Hi,
When i run the cluster command with the specified cutoff (0.03) , the program changes the cutoff. This is how it reads
mothur > cluster(method=average,cutoff=0.03,showabund=f)
changed cutoff to 0.00981666
Output File Names:
summer.final.an.sabund
summer.final.an.rabund
summer.final.an.list
If I go ahead and run the read.otu it says “Your group file contains 159916 sequences and list file contains 161307 sequences. Please correct.
For a list of names that are in your list file and not in your group file, please refer to summer.final.an.missing.group.”. But my “summer.final.an.missing.group” is empty for me to use the remove.seqs command. I didn’t have these issues in mothur v.1.10.0 and now I am using mothur v.1.11.0 . Can somebody help?
Thanks
You’d get the same result with this dataset and command if you used 1.10. Because of how the average neighbor algorithm works when using the sparse matrix structure that is used with cutoff setting, it is necessary for the algorithm to change the cutoff. I’d suggest starting with a larger initial cutoff when you calculate distances/clusters. As for the read.otu command, I suspect you’ve gotten your files crossed when running screen.seqs or remove.seqs. Did you perhaps remove chimeric sequences from the fasta file but not from your group file?

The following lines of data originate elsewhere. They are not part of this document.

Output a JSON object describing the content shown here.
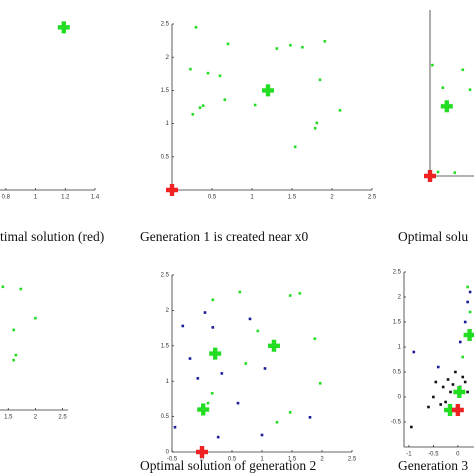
{
  "chart_data": [
    {
      "type": "scatter",
      "caption": "timal solution (red)",
      "xlim": [
        0.7,
        1.4
      ],
      "ylim": [
        0,
        2.5
      ],
      "xticks": [
        0.8,
        1,
        1.2,
        1.4
      ],
      "yticks": [],
      "series": [
        {
          "color": "#22dd22",
          "marker": "plus",
          "x": [
            1.19
          ],
          "y": [
            2.45
          ]
        }
      ]
    },
    {
      "type": "scatter",
      "caption": "Generation 1 is created near x0",
      "xlim": [
        0,
        2.5
      ],
      "ylim": [
        0,
        2.5
      ],
      "xticks": [
        0.5,
        1,
        1.5,
        2,
        2.5
      ],
      "yticks": [
        0.5,
        1,
        1.5,
        2,
        2.5
      ],
      "series": [
        {
          "color": "#22dd22",
          "marker": "square",
          "x": [
            0.3,
            0.7,
            0.23,
            0.45,
            0.6,
            0.39,
            0.35,
            0.26,
            0.66,
            1.04,
            1.31,
            1.48,
            1.63,
            1.91,
            1.85,
            1.81,
            1.79,
            1.54,
            2.1
          ],
          "y": [
            2.45,
            2.2,
            1.82,
            1.76,
            1.72,
            1.27,
            1.24,
            1.14,
            1.36,
            1.28,
            2.13,
            2.18,
            2.15,
            2.24,
            1.66,
            1.01,
            0.93,
            0.65,
            1.2
          ]
        },
        {
          "color": "#22dd22",
          "marker": "plus",
          "x": [
            1.2
          ],
          "y": [
            1.5
          ]
        },
        {
          "color": "#ee2222",
          "marker": "plus",
          "x": [
            0
          ],
          "y": [
            0
          ]
        }
      ]
    },
    {
      "type": "scatter",
      "caption": "Optimal solu",
      "xlim": [
        0,
        0.55
      ],
      "ylim": [
        0,
        2.5
      ],
      "xticks": [],
      "yticks": [],
      "series": [
        {
          "color": "#22dd22",
          "marker": "square",
          "x": [
            0.03,
            0.16,
            0.41,
            0.5,
            0.1,
            0.31
          ],
          "y": [
            1.67,
            1.33,
            1.6,
            1.3,
            0.06,
            0.05
          ]
        },
        {
          "color": "#22dd22",
          "marker": "plus",
          "x": [
            0.21
          ],
          "y": [
            1.05
          ]
        },
        {
          "color": "#ee2222",
          "marker": "plus",
          "x": [
            0
          ],
          "y": [
            0
          ]
        }
      ]
    },
    {
      "type": "scatter",
      "xlim": [
        1.2,
        2.6
      ],
      "ylim": [
        0,
        2.5
      ],
      "xticks": [
        1.5,
        2,
        2.5
      ],
      "yticks": [],
      "series": [
        {
          "color": "#22dd22",
          "marker": "square",
          "x": [
            1.4,
            1.73,
            1.6,
            1.64,
            1.6,
            2.0,
            1.3
          ],
          "y": [
            2.2,
            2.16,
            1.43,
            0.98,
            0.89,
            1.64,
            0.57
          ]
        }
      ]
    },
    {
      "type": "scatter",
      "caption": "Optimal solution of generation 2",
      "xlim": [
        -0.5,
        2.5
      ],
      "ylim": [
        0,
        2.5
      ],
      "xticks": [
        -0.5,
        0,
        0.5,
        1,
        1.5,
        2,
        2.5
      ],
      "yticks": [
        0,
        0.5,
        1,
        1.5,
        2,
        2.5
      ],
      "series": [
        {
          "color": "#22dd22",
          "marker": "square",
          "x": [
            0.18,
            0.63,
            1.47,
            1.63,
            0.93,
            1.88,
            0.73,
            0.1,
            0.17,
            1.97,
            1.47,
            1.25
          ],
          "y": [
            2.15,
            2.26,
            2.21,
            2.24,
            1.71,
            1.6,
            1.25,
            0.69,
            0.83,
            0.97,
            0.56,
            0.42
          ]
        },
        {
          "color": "#1a1a99",
          "marker": "square",
          "x": [
            -0.32,
            0.05,
            -0.2,
            0.18,
            -0.07,
            0.33,
            1.05,
            0.6,
            -0.45,
            1.0,
            0.27,
            1.8,
            0.8
          ],
          "y": [
            1.78,
            1.97,
            1.32,
            1.76,
            1.04,
            1.11,
            1.18,
            0.69,
            0.35,
            0.24,
            0.21,
            0.49,
            1.88
          ]
        },
        {
          "color": "#22dd22",
          "marker": "plus",
          "x": [
            1.2,
            0.22,
            0.02
          ],
          "y": [
            1.5,
            1.39,
            0.6
          ]
        },
        {
          "color": "#ee2222",
          "marker": "plus",
          "x": [
            0
          ],
          "y": [
            0
          ]
        }
      ]
    },
    {
      "type": "scatter",
      "caption": "Generation 3",
      "xlim": [
        -1.1,
        0.33
      ],
      "ylim": [
        -1,
        2.5
      ],
      "xticks": [
        -1,
        -0.5,
        0
      ],
      "yticks": [
        -0.5,
        0,
        0.5,
        1,
        1.5,
        2,
        2.5
      ],
      "series": [
        {
          "color": "#111111",
          "marker": "square",
          "x": [
            -0.45,
            -0.3,
            -0.2,
            -0.15,
            -0.1,
            0.05,
            0.1,
            0.15,
            -0.6,
            -0.35,
            -0.05,
            0.2,
            -0.25,
            -0.5,
            -0.95
          ],
          "y": [
            0.3,
            0.2,
            0.35,
            0.1,
            0.25,
            0.2,
            0.4,
            0.3,
            -0.2,
            -0.15,
            0.5,
            0.1,
            -0.1,
            0.0,
            -0.6
          ]
        },
        {
          "color": "#1a1a99",
          "marker": "square",
          "x": [
            -0.9,
            0.2,
            0.15,
            -0.4,
            0.05,
            0.25
          ],
          "y": [
            0.9,
            1.9,
            1.5,
            0.6,
            1.1,
            2.1
          ]
        },
        {
          "color": "#22dd22",
          "marker": "square",
          "x": [
            0.2,
            0.25,
            0.1
          ],
          "y": [
            2.2,
            1.7,
            0.8
          ]
        },
        {
          "color": "#22dd22",
          "marker": "plus",
          "x": [
            0.24,
            -0.16,
            0.03
          ],
          "y": [
            1.24,
            -0.26,
            0.1
          ]
        },
        {
          "color": "#ee2222",
          "marker": "plus",
          "x": [
            0
          ],
          "y": [
            -0.26
          ]
        }
      ]
    }
  ]
}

So what is a good guideline for “starting with a larger initial cutoff?” I’m finding that I have to set an initial cutoff of 0.20 in order for Mothur to say "changed cutoff to 0.106447). Is this ~2X overcalculation comparable to other people’s experience?

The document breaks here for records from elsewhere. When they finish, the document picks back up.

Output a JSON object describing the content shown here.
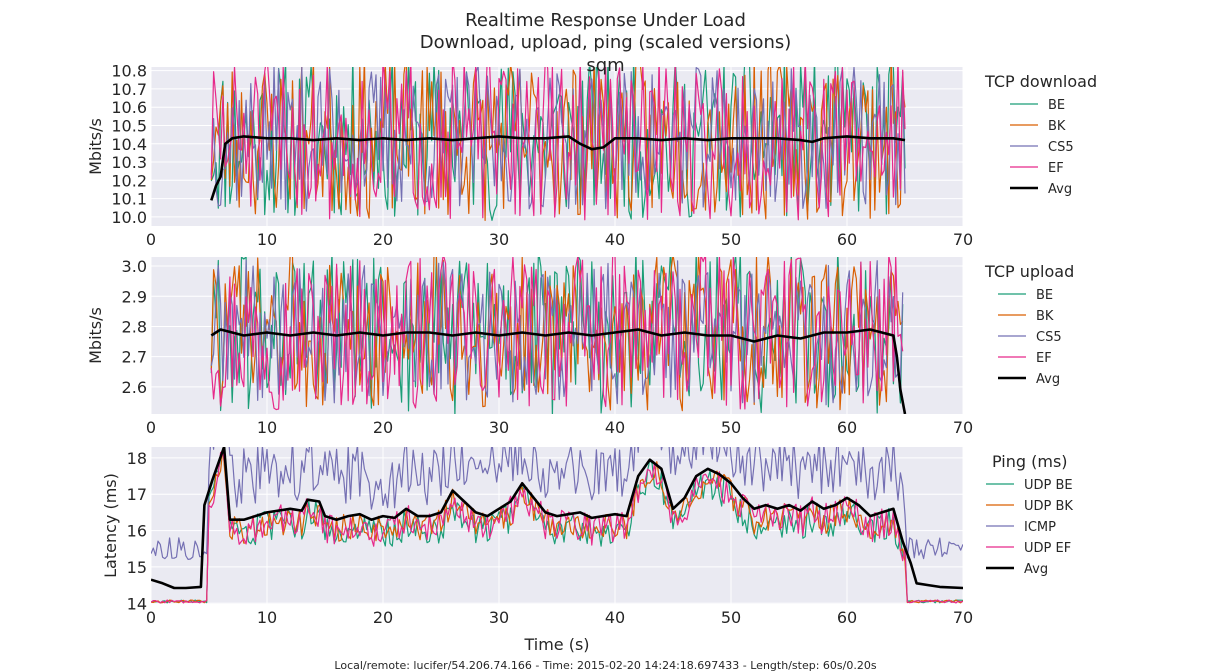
{
  "figure": {
    "title_lines": [
      "Realtime Response Under Load",
      "Download, upload, ping (scaled versions)",
      "sqm"
    ],
    "footer": "Local/remote: lucifer/54.206.74.166 - Time: 2015-02-20 14:24:18.697433 - Length/step: 60s/0.20s"
  },
  "colors": {
    "BE": "#1b9e77",
    "BK": "#d95f02",
    "CS5": "#7570b3",
    "EF": "#e7298a",
    "Avg": "#000000",
    "plot_bg": "#eaeaf2",
    "grid": "#ffffff"
  },
  "chart_data": [
    {
      "type": "line",
      "ylabel": "Mbits/s",
      "xlabel": "",
      "xlim": [
        0,
        70
      ],
      "ylim": [
        9.95,
        10.82
      ],
      "xticks": [
        0,
        10,
        20,
        30,
        40,
        50,
        60,
        70
      ],
      "yticks": [
        10.0,
        10.1,
        10.2,
        10.3,
        10.4,
        10.5,
        10.6,
        10.7,
        10.8
      ],
      "ytick_labels": [
        "10.0",
        "10.1",
        "10.2",
        "10.3",
        "10.4",
        "10.5",
        "10.6",
        "10.7",
        "10.8"
      ],
      "legend_title": "TCP download",
      "legend_placement": "right",
      "grid": true,
      "series": [
        {
          "name": "BE",
          "color_key": "BE",
          "start": 5.2,
          "end": 65,
          "center": 10.43,
          "amp": 0.45,
          "seed": 11
        },
        {
          "name": "BK",
          "color_key": "BK",
          "start": 5.2,
          "end": 65,
          "center": 10.43,
          "amp": 0.45,
          "seed": 23
        },
        {
          "name": "CS5",
          "color_key": "CS5",
          "start": 5.2,
          "end": 65,
          "center": 10.43,
          "amp": 0.4,
          "seed": 37
        },
        {
          "name": "EF",
          "color_key": "EF",
          "start": 5.2,
          "end": 65,
          "center": 10.43,
          "amp": 0.45,
          "seed": 51
        },
        {
          "name": "Avg",
          "color_key": "Avg",
          "avg": true,
          "points": [
            [
              5.2,
              10.09
            ],
            [
              5.6,
              10.17
            ],
            [
              6.0,
              10.22
            ],
            [
              6.4,
              10.4
            ],
            [
              7.0,
              10.43
            ],
            [
              8,
              10.44
            ],
            [
              10,
              10.43
            ],
            [
              12,
              10.43
            ],
            [
              14,
              10.42
            ],
            [
              16,
              10.43
            ],
            [
              18,
              10.42
            ],
            [
              20,
              10.43
            ],
            [
              22,
              10.42
            ],
            [
              24,
              10.43
            ],
            [
              26,
              10.42
            ],
            [
              28,
              10.43
            ],
            [
              30,
              10.44
            ],
            [
              32,
              10.43
            ],
            [
              34,
              10.43
            ],
            [
              36,
              10.44
            ],
            [
              37,
              10.4
            ],
            [
              38,
              10.37
            ],
            [
              39,
              10.38
            ],
            [
              40,
              10.43
            ],
            [
              42,
              10.43
            ],
            [
              44,
              10.42
            ],
            [
              46,
              10.43
            ],
            [
              48,
              10.42
            ],
            [
              50,
              10.43
            ],
            [
              52,
              10.43
            ],
            [
              54,
              10.43
            ],
            [
              56,
              10.42
            ],
            [
              57,
              10.41
            ],
            [
              58,
              10.43
            ],
            [
              60,
              10.44
            ],
            [
              62,
              10.43
            ],
            [
              64,
              10.43
            ],
            [
              65,
              10.42
            ]
          ]
        }
      ]
    },
    {
      "type": "line",
      "ylabel": "Mbits/s",
      "xlabel": "",
      "xlim": [
        0,
        70
      ],
      "ylim": [
        2.51,
        3.03
      ],
      "xticks": [
        0,
        10,
        20,
        30,
        40,
        50,
        60,
        70
      ],
      "yticks": [
        2.6,
        2.7,
        2.8,
        2.9,
        3.0
      ],
      "ytick_labels": [
        "2.6",
        "2.7",
        "2.8",
        "2.9",
        "3.0"
      ],
      "legend_title": "TCP upload",
      "legend_placement": "right",
      "grid": true,
      "series": [
        {
          "name": "BE",
          "color_key": "BE",
          "start": 5.2,
          "end": 64.8,
          "center": 2.78,
          "amp": 0.28,
          "seed": 61
        },
        {
          "name": "BK",
          "color_key": "BK",
          "start": 5.2,
          "end": 64.8,
          "center": 2.78,
          "amp": 0.26,
          "seed": 73
        },
        {
          "name": "CS5",
          "color_key": "CS5",
          "start": 5.2,
          "end": 64.8,
          "center": 2.78,
          "amp": 0.24,
          "seed": 89
        },
        {
          "name": "EF",
          "color_key": "EF",
          "start": 5.2,
          "end": 64.8,
          "center": 2.78,
          "amp": 0.26,
          "seed": 97
        },
        {
          "name": "Avg",
          "color_key": "Avg",
          "avg": true,
          "points": [
            [
              5.2,
              2.77
            ],
            [
              6,
              2.79
            ],
            [
              8,
              2.77
            ],
            [
              10,
              2.78
            ],
            [
              12,
              2.77
            ],
            [
              14,
              2.78
            ],
            [
              16,
              2.77
            ],
            [
              18,
              2.78
            ],
            [
              20,
              2.77
            ],
            [
              22,
              2.78
            ],
            [
              24,
              2.78
            ],
            [
              26,
              2.77
            ],
            [
              28,
              2.78
            ],
            [
              30,
              2.77
            ],
            [
              32,
              2.78
            ],
            [
              34,
              2.77
            ],
            [
              36,
              2.78
            ],
            [
              38,
              2.77
            ],
            [
              40,
              2.78
            ],
            [
              42,
              2.79
            ],
            [
              44,
              2.77
            ],
            [
              46,
              2.78
            ],
            [
              48,
              2.77
            ],
            [
              50,
              2.77
            ],
            [
              52,
              2.75
            ],
            [
              54,
              2.77
            ],
            [
              56,
              2.76
            ],
            [
              58,
              2.78
            ],
            [
              60,
              2.78
            ],
            [
              62,
              2.79
            ],
            [
              63,
              2.78
            ],
            [
              64,
              2.77
            ],
            [
              64.3,
              2.7
            ],
            [
              64.6,
              2.59
            ],
            [
              65,
              2.51
            ]
          ]
        }
      ]
    },
    {
      "type": "line",
      "ylabel": "Latency (ms)",
      "xlabel": "Time (s)",
      "xlim": [
        0,
        70
      ],
      "ylim": [
        13.98,
        18.3
      ],
      "xticks": [
        0,
        10,
        20,
        30,
        40,
        50,
        60,
        70
      ],
      "yticks": [
        14,
        15,
        16,
        17,
        18
      ],
      "ytick_labels": [
        "14",
        "15",
        "16",
        "17",
        "18"
      ],
      "legend_title": "Ping (ms)",
      "legend_placement": "right",
      "grid": true,
      "series": [
        {
          "name": "UDP BE",
          "color_key": "BE",
          "ping": true,
          "base": 14.05,
          "load": 16.1,
          "amp": 0.45,
          "seed": 103
        },
        {
          "name": "UDP BK",
          "color_key": "BK",
          "ping": true,
          "base": 14.05,
          "load": 16.2,
          "amp": 0.4,
          "seed": 109
        },
        {
          "name": "ICMP",
          "color_key": "CS5",
          "ping": true,
          "base": 15.5,
          "load": 17.6,
          "amp": 0.85,
          "seed": 113
        },
        {
          "name": "UDP EF",
          "color_key": "EF",
          "ping": true,
          "base": 14.05,
          "load": 16.2,
          "amp": 0.45,
          "seed": 127
        },
        {
          "name": "Avg",
          "color_key": "Avg",
          "avg": true,
          "points": [
            [
              0,
              14.65
            ],
            [
              1,
              14.55
            ],
            [
              2,
              14.42
            ],
            [
              3,
              14.42
            ],
            [
              4.3,
              14.45
            ],
            [
              4.6,
              16.7
            ],
            [
              5.3,
              17.4
            ],
            [
              6.3,
              18.3
            ],
            [
              6.8,
              16.3
            ],
            [
              8,
              16.3
            ],
            [
              10,
              16.5
            ],
            [
              12,
              16.6
            ],
            [
              13,
              16.55
            ],
            [
              13.5,
              16.85
            ],
            [
              14.5,
              16.8
            ],
            [
              15,
              16.4
            ],
            [
              16,
              16.3
            ],
            [
              17,
              16.4
            ],
            [
              18,
              16.45
            ],
            [
              19,
              16.3
            ],
            [
              20,
              16.4
            ],
            [
              21,
              16.35
            ],
            [
              22,
              16.6
            ],
            [
              23,
              16.4
            ],
            [
              24,
              16.4
            ],
            [
              25,
              16.5
            ],
            [
              26,
              17.1
            ],
            [
              27,
              16.8
            ],
            [
              28,
              16.5
            ],
            [
              29,
              16.4
            ],
            [
              30,
              16.6
            ],
            [
              31,
              16.8
            ],
            [
              32,
              17.3
            ],
            [
              33,
              16.9
            ],
            [
              34,
              16.5
            ],
            [
              35,
              16.4
            ],
            [
              36,
              16.45
            ],
            [
              37,
              16.5
            ],
            [
              38,
              16.35
            ],
            [
              40,
              16.45
            ],
            [
              41,
              16.4
            ],
            [
              42,
              17.5
            ],
            [
              43,
              17.95
            ],
            [
              44,
              17.7
            ],
            [
              45,
              16.6
            ],
            [
              46,
              16.9
            ],
            [
              47,
              17.5
            ],
            [
              48,
              17.7
            ],
            [
              49,
              17.55
            ],
            [
              50,
              17.3
            ],
            [
              51,
              16.9
            ],
            [
              52,
              16.6
            ],
            [
              53,
              16.7
            ],
            [
              54,
              16.6
            ],
            [
              55,
              16.7
            ],
            [
              56,
              16.55
            ],
            [
              57,
              16.8
            ],
            [
              58,
              16.6
            ],
            [
              59,
              16.7
            ],
            [
              60,
              16.9
            ],
            [
              61,
              16.7
            ],
            [
              62,
              16.4
            ],
            [
              63,
              16.5
            ],
            [
              64,
              16.6
            ],
            [
              64.8,
              15.7
            ],
            [
              65.5,
              15.1
            ],
            [
              66,
              14.55
            ],
            [
              67,
              14.5
            ],
            [
              68,
              14.45
            ],
            [
              70,
              14.42
            ]
          ]
        }
      ]
    }
  ]
}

Perhaps the cluster() command should spit out a more descriptive warning message when adjusting the cutoff and the wiki for dist.seqs() should be updated to warn people of the downstream consequences in cluster.seqs(method=average) when starting off with too low a cutoff.
Note that a 2-fold increase in distance cutoff translates to roughly a tenfold increase in the resulting file size. This may have consequences on the feasibility of using average neighbor with very large data sets.
Robin
Robin - yeah, I think 2x is a good place to start. Unfortunately, it may be a bit of trial and error. Admittedly, looking at average neighbor is new and we’re still trying to put it through it’s paces. We would love to get other people’s experiences.
Hi everyone
I’m having a similar problem and no matter what i change is always the same
this are the commands I try so far:
mothur > cluster(method=nearest)
mothur > cluster(method=nearest,cutoff=0.10)
mothur > cluster(method=nearest,cutoff=0.20)
mothur > cluster()
and when I try to sue the read.otu command I get the following message:
mothur > read.otu(list=all_metagenomes_V3.unique.filter.fn.list,group=v3.groups,label=unique-0.03-0.05-0.10)
Your group file contains 326 sequences and list file contains 327 sequences. Please correct.
For a list of names that are in your list file and not in your group file, please refer to all_metagenomes_V3.unique.filter.fn.missing.group.
deepsea_AUUB56197y1 is in your list file more than once. Sequence names must be unique. please correct.
Is always the same message, I’m pretty new with all this command-based program and bioinformatics.
Any help will be really useful, specially now that I’m totally stuck here.